Jiaming An

"The interesting thing about a model is not what it gets right — it's what it confidently gets wrong."

MSc student at Harbin Institute of Technology. I spend most of my time trying to figure out why multimodal models hallucinate, why speech tokenizers throw away the wrong bits, and why my vision-language data pipeline is always somehow the bottleneck.

Mostly PyTorch. Occasionally CUDA when I have to. Lots of YAML.
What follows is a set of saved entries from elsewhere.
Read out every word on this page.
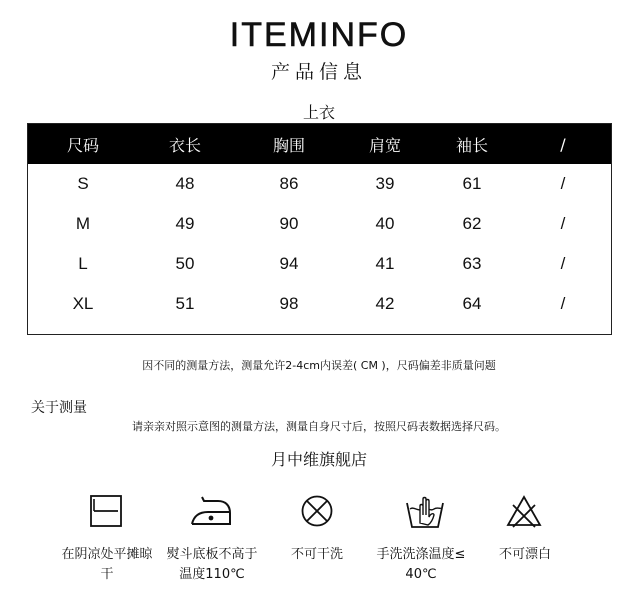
ITEMINFO
产品信息
上衣
尺码	衣长	胸围	肩宽	袖长	/
S	48	86	39	61	/
M	49	90	40	62	/
L	50	94	41	63	/
XL	51	98	42	64	/
因不同的测量方法，测量允许2-4cm内误差( CM )，尺码偏差非质量问题
关于测量
请亲亲对照示意图的测量方法，测量自身尺寸后，按照尺码表数据选择尺码。
月中维旗舰店
在阴凉处平摊晾
干
熨斗底板不高于
温度110℃
不可干洗	手洗洗涤温度≤
40℃
不可漂白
What I'm poking at right now

📐 Probing compositional reasoning in MLLMs — turns out "to the left of" is harder than it looks
🎙️ Comparing discrete speech tokenizers on downstream tasks (and discovering bitrate isn't everything)
🧹 Web-scale image-text data curation — 80% of the work, 20% of the credit
📝 Slowly writing a thesis. Slowly.

Open-source things I maintain

mm-reason-bench A lightweight benchmark suite for multimodal reasoning. VQA, charts, spatial, compositional.	speech-tokenizer-arena Drop in a tokenizer, get a leaderboard. EnCodec, HuBERT-units, DAC, SpeechTokenizer side-by-side.
vl-data-engine — Scalable preprocessing & filtering pipeline for VL pretraining data. CLIP filtering, perceptual dedup, language filters, webdataset shards.